Scholüke: Unser Ziel ist es durchaus, auch in der Kürze der Zeit eine Beziehung aufzubauen. Wir versuchen zum Beispiel, wenn möglich immer dasselbe Personal zu einem Patienten zu schicken.

Lässt sich der Erfolg dieses Projekts messen?

Lemme: Das ist schwierig, weil sehr viel Zwischenmenschliches im Raum steht. Wir sehen natürlich, ob Fallbesprechungen gemacht wurden, ob Piktogramme an den Türen hängen und machen die Audits. Zudem können wir nachvollziehen, was und wie dokumentiert wird. Also nicht nur: Hat der Mensch gegessen, getrunken, sich bewegt? Sondern auch: Wie geht es ihm? Beim Controlling abzufragen, wie demenzfreundlich wir sind, geht aber nicht.

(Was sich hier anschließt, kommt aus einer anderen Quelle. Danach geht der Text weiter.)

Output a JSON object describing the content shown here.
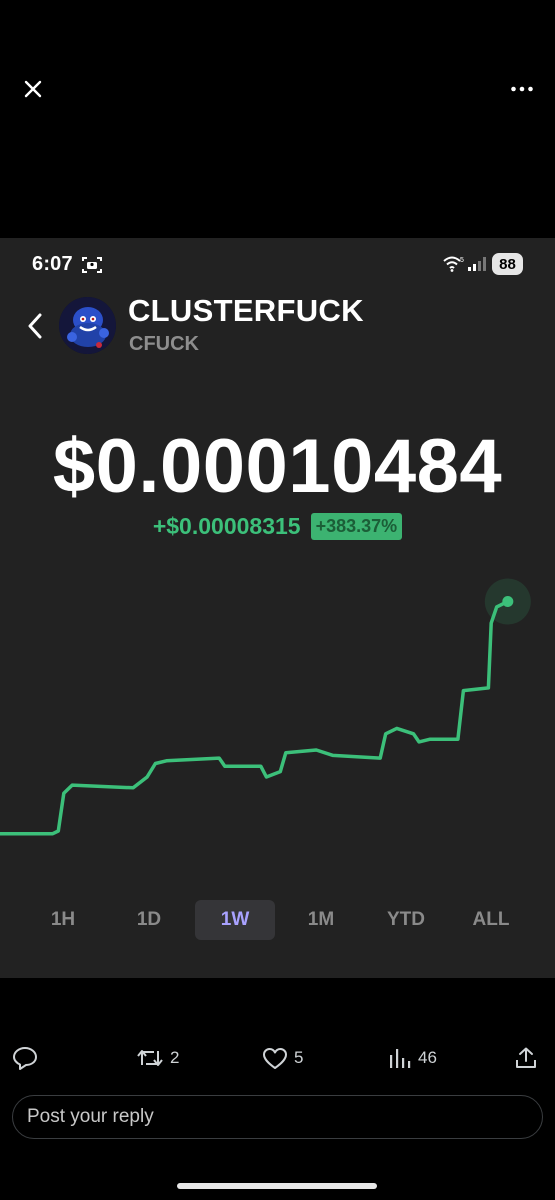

Die Testphase ist nun beendet. Wie geht es weiter?

Lemme: Mit den Audits im Juni ist das Hochschulprojekt offiziell abgeschlossen. Für uns war es aber eher eine Zwischenbilanz, um festzustellen, wo wir stehen und was wir geschafft haben. Sechs Monate sind viel zu kurz, um alles umzusetzen, was man vorhat. In eigenen Mitarbeiteraudits erfassen wir, wie weit die Mitarbeiter inzwischen sind und wie sicher sie sich mit diesem Thema fühlen. Ein Ergebnis ist eine zweite Fortbildungsrunde im September, um gezielt Themen zu vertiefen.

Abschließende Frage: Würden Sie einen Expertenstandard noch einmal testen?

Lemme: Auf jeden Fall! Der Austausch mit anderen Einrichtungen und Experten ist sehr hilfreich und hat uns geholfen, ein Netzwerk aufzubauen. Falsch wäre es, sich jetzt zurückzulehnen. Im Gegenteil: Jetzt geht‘s erst richtig los!

Frau Lemme, Frau Scholüke, vielen Dank für das Gespräch.